Не мудрено, что к последнему курсу я приобретаю ужасную репутацию у членов университетского женского клуба, чьих сестер я пытался соблазнить с присущей мне агрессивной прямотой. При моей репутации можно было бы подумать, что я вовлек в беспутство сотню студенток, хотя на самом деле за четыре года учебы мне удалось полностью добиться желаемого всего в двух случаях, и еще в двух — весьма отдаленного успеха. Чаще всего, в момент, когда должен наступить физический экстаз, вместо этого начинаются логические (и нелогические) рассуждения: мне приходится доказывать, что я никого не пытался вводить в заблуждение относительно своей страсти или желанности партнерши, что я совсем не пытаюсь воспользоваться ситуацией, а напротив, отношусь к числу всего нескольких честных людей, которых можно здесь найти. В приливе наигранной искренности (расчет был ошибочным, как оказалось), я сообщаю одной из девушек, как, взглянув на ее руки, прижатые к груди, я стал мечтать о том, чтобы быть этими руками. «Чем я отличаюсь от Ромео, — спросил я, призвав на помощь весь свой шарм, — который, стоя под балконом Джульетты, шептал:
Видимо, отличаюсь. И очень. Во время моего последнего года учебы в университете нередко случалось так, что на том конце провода воцарялось мертвое молчание, стоило мне назвать свое имя. А те несколько милых девушек, которые были не против встречаться со мной, как мне сказали (сами же эти милые девушки), считались чуть ли не самоубийцами.

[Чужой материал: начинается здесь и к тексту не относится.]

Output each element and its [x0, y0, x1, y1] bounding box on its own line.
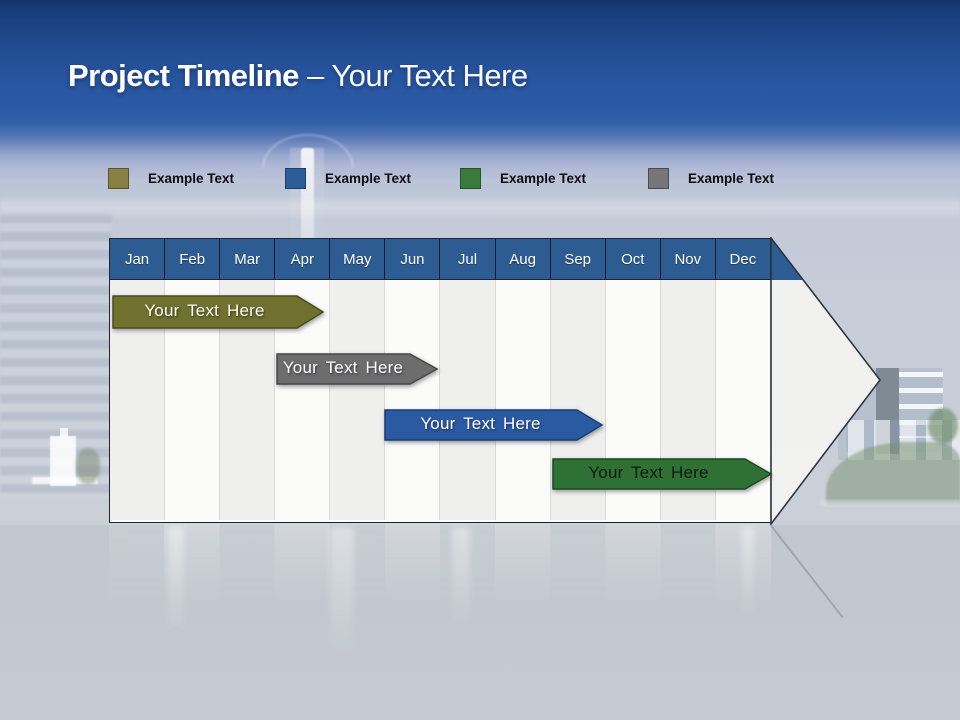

Я также постоянно чувствую забавное пренебрежение со стороны моих гордых товарищей по драмкружку. Кто-то из них сострил, что я отказался от святого дела — участия в коллективе, призванном создавать хорошее настроение — ни больше, ни меньше, как потому, что испытываю страх перед сексуальными пьесами Стриндберга и О'Нила. Так они думают.

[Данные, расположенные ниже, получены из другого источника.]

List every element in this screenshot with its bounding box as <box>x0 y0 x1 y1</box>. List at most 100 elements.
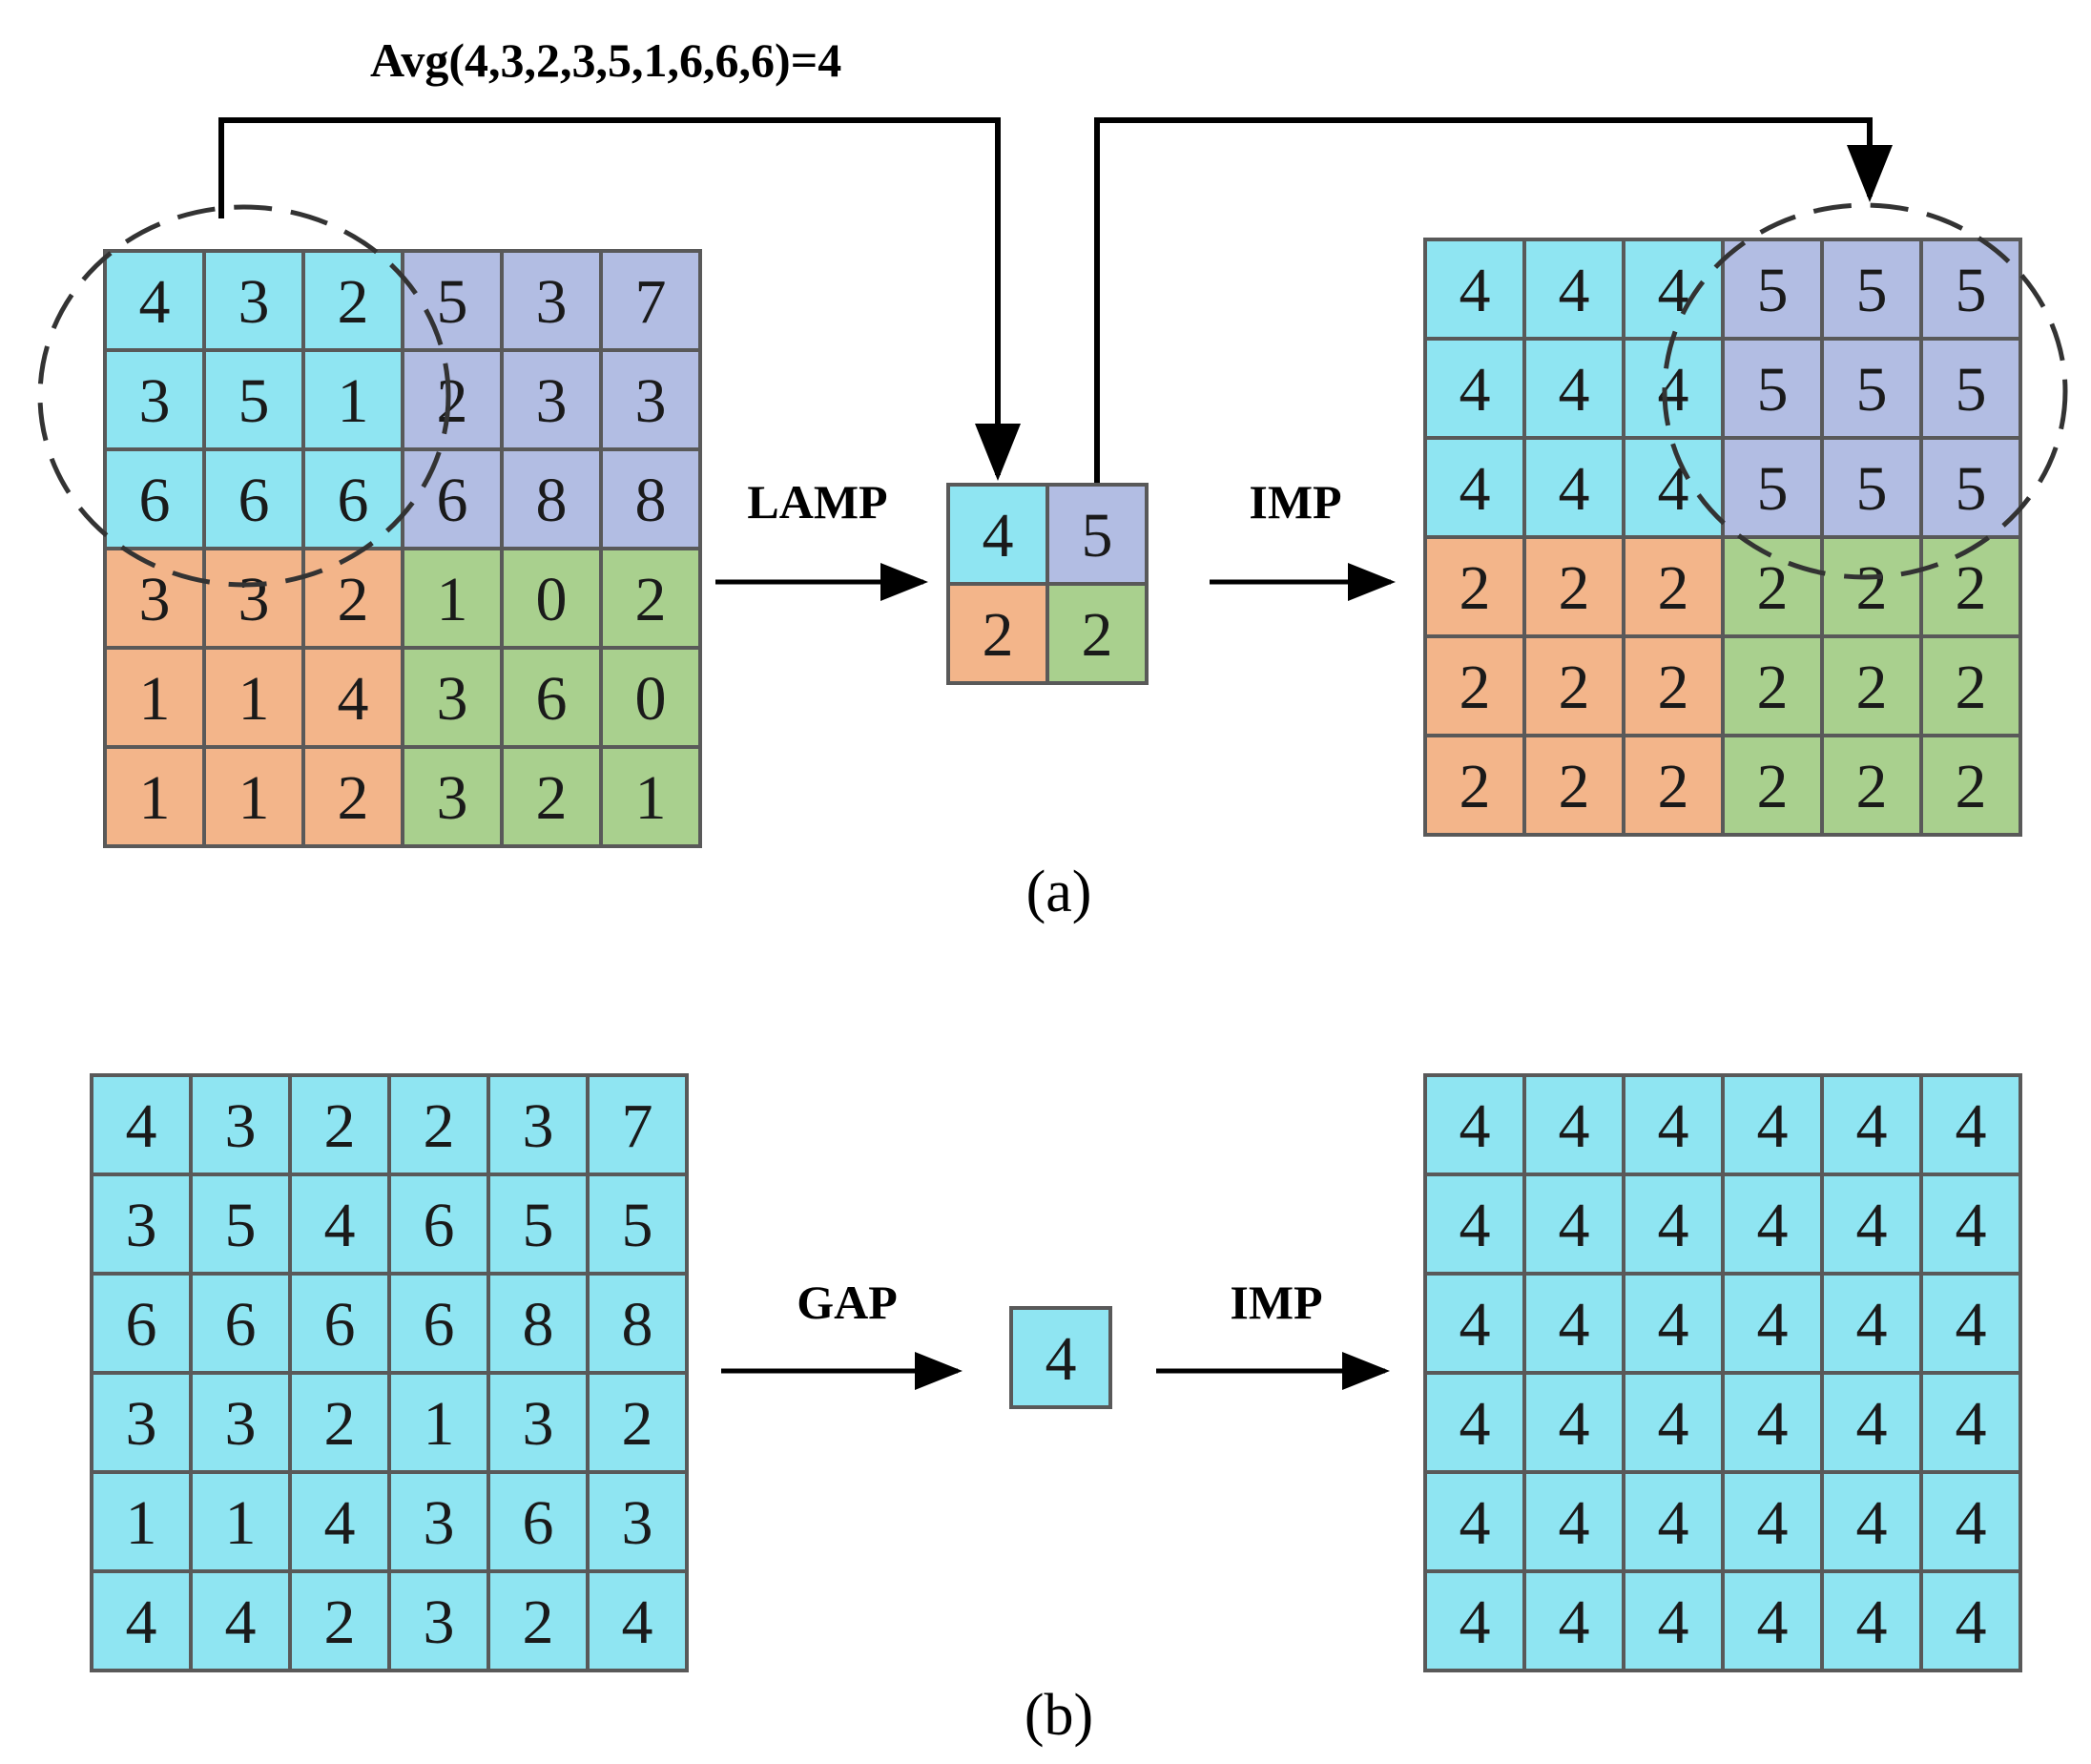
gap-output-value: 4 <box>1559 1091 1590 1161</box>
lamp-output-cell <box>1423 436 1526 539</box>
pooling-window-highlight <box>37 204 451 588</box>
lamp-input-value: 3 <box>536 366 568 436</box>
gap-output-value: 4 <box>1658 1588 1689 1657</box>
lamp-input-cell <box>103 745 206 848</box>
gap-input-value: 3 <box>225 1389 257 1459</box>
gap-output-cell <box>1423 1371 1526 1474</box>
avg-connector-line <box>218 117 1021 481</box>
gap-output-value: 4 <box>1856 1588 1888 1657</box>
lamp-output-value: 4 <box>1658 256 1689 325</box>
lamp-input-cell <box>599 547 702 650</box>
gap-output-cell <box>1423 1569 1526 1672</box>
gap-output-value: 4 <box>1856 1091 1888 1161</box>
gap-output-cell <box>1919 1569 2022 1672</box>
gap-output-cell <box>1622 1569 1725 1672</box>
caption-a: (a) <box>1026 860 1092 924</box>
lamp-output-cell <box>1721 337 1824 440</box>
lamp-output-value: 5 <box>1956 355 1987 425</box>
lamp-output-cell <box>1820 238 1923 341</box>
lamp-output-cell <box>1919 535 2022 638</box>
imp-label-a: IMP <box>1249 475 1341 529</box>
gap-output-value: 4 <box>1658 1191 1689 1260</box>
gap-input-value: 2 <box>424 1091 455 1161</box>
lamp-input-value: 3 <box>238 565 270 634</box>
lamp-input-value: 6 <box>536 664 568 734</box>
lamp-output-value: 2 <box>1856 553 1888 623</box>
lamp-input-cell <box>202 547 305 650</box>
gap-input-value: 1 <box>126 1488 157 1558</box>
gap-output-value: 4 <box>1658 1290 1689 1359</box>
average-formula: Avg(4,3,2,3,5,1,6,6,6)=4 <box>370 33 841 87</box>
gap-input-value: 4 <box>622 1588 653 1657</box>
lamp-output-cell <box>1622 734 1725 837</box>
lamp-output-cell <box>1522 535 1625 638</box>
lamp-input-cell <box>401 547 504 650</box>
lamp-input-cell <box>599 646 702 749</box>
lamp-input-cell <box>599 745 702 848</box>
gap-output-value: 4 <box>1460 1290 1491 1359</box>
gap-input-value: 5 <box>622 1191 653 1260</box>
gap-pooled-value: 4 <box>1046 1324 1077 1394</box>
gap-output-value: 4 <box>1757 1488 1789 1558</box>
lamp-input-value: 3 <box>139 565 171 634</box>
gap-output-value: 4 <box>1559 1290 1590 1359</box>
gap-output-cell <box>1820 1569 1923 1672</box>
gap-input-value: 6 <box>225 1290 257 1359</box>
gap-input-cell <box>487 1371 590 1474</box>
lamp-input-cell <box>202 646 305 749</box>
lamp-output-value: 4 <box>1559 355 1590 425</box>
gap-output-value: 4 <box>1460 1588 1491 1657</box>
lamp-input-value: 6 <box>139 466 171 535</box>
lamp-output-cell <box>1423 337 1526 440</box>
gap-output-cell <box>1423 1073 1526 1176</box>
lamp-input-value: 2 <box>536 763 568 833</box>
gap-input-value: 4 <box>324 1191 356 1260</box>
lamp-input-value: 1 <box>238 664 270 734</box>
lamp-output-value: 2 <box>1460 752 1491 821</box>
lamp-output-value: 5 <box>1757 355 1789 425</box>
imp-label-b: IMP <box>1230 1276 1322 1329</box>
gap-label: GAP <box>797 1276 898 1329</box>
gap-output-value: 4 <box>1956 1488 1987 1558</box>
gap-output-value: 4 <box>1757 1290 1789 1359</box>
gap-input-value: 7 <box>622 1091 653 1161</box>
lamp-output-value: 5 <box>1856 454 1888 524</box>
gap-output-cell <box>1622 1272 1725 1375</box>
gap-input-cell <box>586 1173 689 1276</box>
lamp-output-value: 2 <box>1956 752 1987 821</box>
lamp-output-cell <box>1522 734 1625 837</box>
lamp-output-value: 2 <box>1559 553 1590 623</box>
gap-input-value: 1 <box>225 1488 257 1558</box>
lamp-input-value: 6 <box>437 466 468 535</box>
lamp-input-value: 4 <box>139 267 171 337</box>
gap-output-value: 4 <box>1559 1389 1590 1459</box>
gap-pooled-cell: 4 <box>1009 1306 1112 1409</box>
gap-output-cell <box>1423 1173 1526 1276</box>
lamp-input-value: 6 <box>338 466 369 535</box>
gap-output-value: 4 <box>1460 1488 1491 1558</box>
lamp-input-cell <box>301 745 404 848</box>
gap-input-value: 3 <box>126 1389 157 1459</box>
lamp-output-value: 2 <box>1658 752 1689 821</box>
gap-input-value: 3 <box>523 1091 554 1161</box>
gap-input-value: 8 <box>622 1290 653 1359</box>
lamp-output-value: 4 <box>1559 256 1590 325</box>
lamp-pooled-value: 4 <box>983 501 1014 571</box>
lamp-input-cell <box>301 646 404 749</box>
lamp-output-value: 5 <box>1956 256 1987 325</box>
gap-output-value: 4 <box>1956 1389 1987 1459</box>
lamp-input-value: 8 <box>536 466 568 535</box>
gap-input-cell <box>288 1371 391 1474</box>
lamp-input-value: 3 <box>635 366 667 436</box>
gap-output-cell <box>1919 1371 2022 1474</box>
gap-output-value: 4 <box>1658 1389 1689 1459</box>
lamp-input-value: 3 <box>437 664 468 734</box>
lamp-input-cell <box>301 447 404 550</box>
lamp-input-value: 6 <box>238 466 270 535</box>
lamp-output-value: 4 <box>1658 355 1689 425</box>
lamp-pooled-cell <box>946 582 1049 685</box>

Мое настроение создает лишь один человек, способный заставить меня испытывать неподдельные муки крушения надежд и почувствовать нелепость моих грешных мечтаний. Это некая Марселла (Шелковая) Уолш из Платсберга, штат Нью-Йорк. Страстное желание, которое было обречено, возникло у меня, когда однажды вечером я пришел посмотреть баскетбольный матч, в котором она принимала участие, заметив ее в тот день в очереди в университетском кафетерии и обратив внимание на ее неотразимо пухлую нижнюю губку. Она была лидером в группе девушек, которые маршировали по праздникам, уперев одну руку в бедро и ритмично размахивая другой. Было забавно смотреть, как они это делают, одновременно сильно отклоняясь назад. Для всех семерых девушек, одетых в короткие плиссированные юбочки и белые, тугообтягивающие грудь свитера, все эти движения были гимнастическими упражнениями, которые они выполняли энергично и весело. И только в плавных движениях Марселлы Уолш присутствовал скрытый намек (не ускользнувший от меня) на предложение, приглашение, на нетерпеливую, не подчиняющуюся разуму похоть, столь очевидно (для меня) требующую удовлетворения. Да, похоже только она (так кажется мне) ощущала, что это отрепетированное и расфуфыренное проявление бурной радости является не чем иным, как тончайшей маскировкой того дикого стона, который вырывается из ее груди, когда пенис, войдя в ее судорожно подергивающееся лоно, доводит Марселлу до экстаза. Боже, каким необыкновенно возбуждающим было для меня это недвусмысленное движение тазом перед пастью ревущей толпы, ее маленькие кулачки говорили мне о том удовольствии, которое я мог бы испытать, борясь с ней. Господи, как можно было устоять перед ее длинными и сильными ногами, которые слегка дрожали, когда она становилась на мостик, и ее шелковые волосы (отсюда и ее прозвище!) касались пола.